Speaking during a joint border meeting in Koboko Town on Wednesday, Yei River State governor Emmanuel Anthony Adil asked security agencies of the two countries to collaborate and ensure peace and security on their common border. “There must be coordination by the security agencies and other leaders from both countries in order to guarantee peace and promote pan-Africanism between Uganda, DR Congo, and South Sudan,” he said.Uganda was represented by the Moyo District Council chairperson, Mr Williams Anyama, and Koboko Resident District Commissioner Hajj Isaac Kawooya.

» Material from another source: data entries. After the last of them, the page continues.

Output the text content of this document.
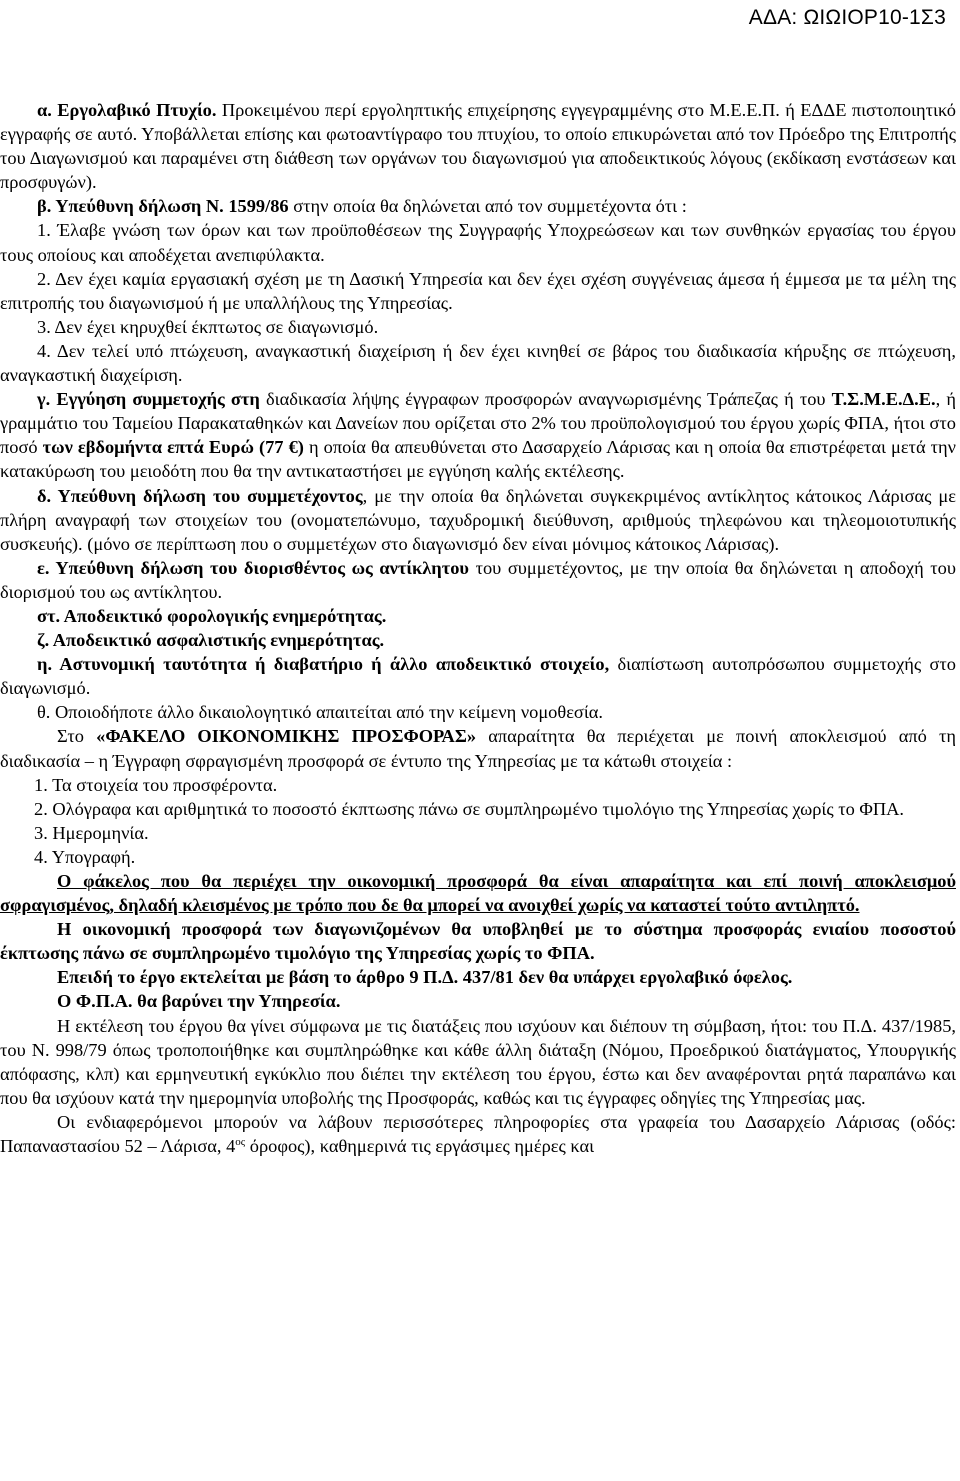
ΑΔΑ: ΩΙΩΙΟΡ10-1Σ3

α. Εργολαβικό Πτυχίο. Προκειμένου περί εργοληπτικής επιχείρησης εγγεγραμμένης στο Μ.Ε.Ε.Π. ή ΕΔΔΕ πιστοποιητικό εγγραφής σε αυτό. Υποβάλλεται επίσης και φωτοαντίγραφο του πτυχίου, το οποίο επικυρώνεται από τον Πρόεδρο της Επιτροπής του Διαγωνισμού και παραμένει στη διάθεση των οργάνων του διαγωνισμού για αποδεικτικούς λόγους (εκδίκαση ενστάσεων και προσφυγών).

β. Υπεύθυνη δήλωση Ν. 1599/86 στην οποία θα δηλώνεται από τον συμμετέχοντα ότι :

1. Έλαβε γνώση των όρων και των προϋποθέσεων της Συγγραφής Υποχρεώσεων και των συνθηκών εργασίας του έργου τους οποίους και αποδέχεται ανεπιφύλακτα.

2. Δεν έχει καμία εργασιακή σχέση με τη Δασική Υπηρεσία και δεν έχει σχέση συγγένειας άμεσα ή έμμεσα με τα μέλη της επιτροπής του διαγωνισμού ή με υπαλλήλους της Υπηρεσίας.

3. Δεν έχει κηρυχθεί έκπτωτος σε διαγωνισμό.

4. Δεν τελεί υπό πτώχευση, αναγκαστική διαχείριση ή δεν έχει κινηθεί σε βάρος του διαδικασία κήρυξης σε πτώχευση, αναγκαστική διαχείριση.

γ. Εγγύηση συμμετοχής στη διαδικασία λήψης έγγραφων προσφορών αναγνωρισμένης Τράπεζας ή του Τ.Σ.Μ.Ε.Δ.Ε., ή γραμμάτιο του Ταμείου Παρακαταθηκών και Δανείων που ορίζεται στο 2% του προϋπολογισμού του έργου χωρίς ΦΠΑ, ήτοι στο ποσό των εβδομήντα επτά Ευρώ (77 €) η οποία θα απευθύνεται στο Δασαρχείο Λάρισας και η οποία θα επιστρέφεται μετά την κατακύρωση του μειοδότη που θα την αντικαταστήσει με εγγύηση καλής εκτέλεσης.

δ. Υπεύθυνη δήλωση του συμμετέχοντος, με την οποία θα δηλώνεται συγκεκριμένος αντίκλητος κάτοικος Λάρισας με πλήρη αναγραφή των στοιχείων του (ονοματεπώνυμο, ταχυδρομική διεύθυνση, αριθμούς τηλεφώνου και τηλεομοιοτυπικής συσκευής). (μόνο σε περίπτωση που ο συμμετέχων στο διαγωνισμό δεν είναι μόνιμος κάτοικος Λάρισας).

ε. Υπεύθυνη δήλωση του διορισθέντος ως αντίκλητου του συμμετέχοντος, με την οποία θα δηλώνεται η αποδοχή του διορισμού του ως αντίκλητου.

στ. Αποδεικτικό φορολογικής ενημερότητας.

ζ. Αποδεικτικό ασφαλιστικής ενημερότητας.

η. Αστυνομική ταυτότητα ή διαβατήριο ή άλλο αποδεικτικό στοιχείο, διαπίστωση αυτοπρόσωπου συμμετοχής στο διαγωνισμό.

θ. Οποιοδήποτε άλλο δικαιολογητικό απαιτείται από την κείμενη νομοθεσία.

Στο «ΦΑΚΕΛΟ ΟΙΚΟΝΟΜΙΚΗΣ ΠΡΟΣΦΟΡΑΣ» απαραίτητα θα περιέχεται με ποινή αποκλεισμού από τη διαδικασία – η Έγγραφη σφραγισμένη προσφορά σε έντυπο της Υπηρεσίας με τα κάτωθι στοιχεία :

1. Τα στοιχεία του προσφέροντα.

2. Ολόγραφα και αριθμητικά το ποσοστό έκπτωσης πάνω σε συμπληρωμένο τιμολόγιο της Υπηρεσίας χωρίς το ΦΠΑ.

3. Ημερομηνία.

4. Υπογραφή.

Ο φάκελος που θα περιέχει την οικονομική προσφορά θα είναι απαραίτητα και επί ποινή αποκλεισμού σφραγισμένος, δηλαδή κλεισμένος με τρόπο που δε θα μπορεί να ανοιχθεί χωρίς να καταστεί τούτο αντιληπτό.

Η οικονομική προσφορά των διαγωνιζομένων θα υποβληθεί με το σύστημα προσφοράς ενιαίου ποσοστού έκπτωσης πάνω σε συμπληρωμένο τιμολόγιο της Υπηρεσίας χωρίς το ΦΠΑ.

Επειδή το έργο εκτελείται με βάση το άρθρο 9 Π.Δ. 437/81 δεν θα υπάρχει εργολαβικό όφελος.

Ο Φ.Π.Α. θα βαρύνει την Υπηρεσία.

Η εκτέλεση του έργου θα γίνει σύμφωνα με τις διατάξεις που ισχύουν και διέπουν τη σύμβαση, ήτοι: του Π.Δ. 437/1985, του Ν. 998/79 όπως τροποποιήθηκε και συμπληρώθηκε και κάθε άλλη διάταξη (Νόμου, Προεδρικού διατάγματος, Υπουργικής απόφασης, κλπ) και ερμηνευτική εγκύκλιο που διέπει την εκτέλεση του έργου, έστω και δεν αναφέρονται ρητά παραπάνω και που θα ισχύουν κατά την ημερομηνία υποβολής της Προσφοράς, καθώς και τις έγγραφες οδηγίες της Υπηρεσίας μας.

Οι ενδιαφερόμενοι μπορούν να λάβουν περισσότερες πληροφορίες στα γραφεία του Δασαρχείο Λάρισας (οδός: Παπαναστασίου 52 – Λάρισα, $4^{o\varsigma}$ όροφος), καθημερινά τις εργάσιμες ημέρες και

The genesisSouth Sudan has remained unstable since declaration of its independence from Khartoum following the signing of the Comprehensive Peace Agreement (CPA) in 2005.Since the agreement, two internal wars have been fought, forcing out more than one million South Sudanese to seek refuge in Uganda.Also, the border point at Oraba in Koboko District has remained inactive for the last two years now because of the insecurity, with the area being controlled by the opposition forces loyal to the former South Sudan vice president, Dr Riek Machar.
The Yei governor said the destruction and sale of individual properties such as building materials, vehicles, scraps, cattle, guns, log exportation along the common borders is creating and tearing apart the former cordial relationship enjoyed by the two countries.Col Jacob Ali Wani, the Yei River State Director of Military Intelligence, said some criminals in South Sudan have taken advantage of the instability to rob people, kill, destroy and sneak guns into Uganda, especially into the refugee camps.“The two countries can’t be divided, we shall continue to co-exist and as leaders we need to zealously protect the relationship and peace,” he said.
Hajj Kawooya cited uncontrolled movement of refugees that has caused population pressure, rampant livestock theft by the armed SPLA-IO soldiers, illegal trading in timber, which has affected Uganda socially, politically and economically.Mr Anyama said the community in Moyo have been victims of the war and that they have lost more than 20,000 head of cattle to armed men. “The cattle owners are still in pain and the raid has affected their economic livelihood because many of them depended on animals as their source of income. We have tried to intervene to recover the animals but this has failed. Even compensation has not been effected to date,” he said.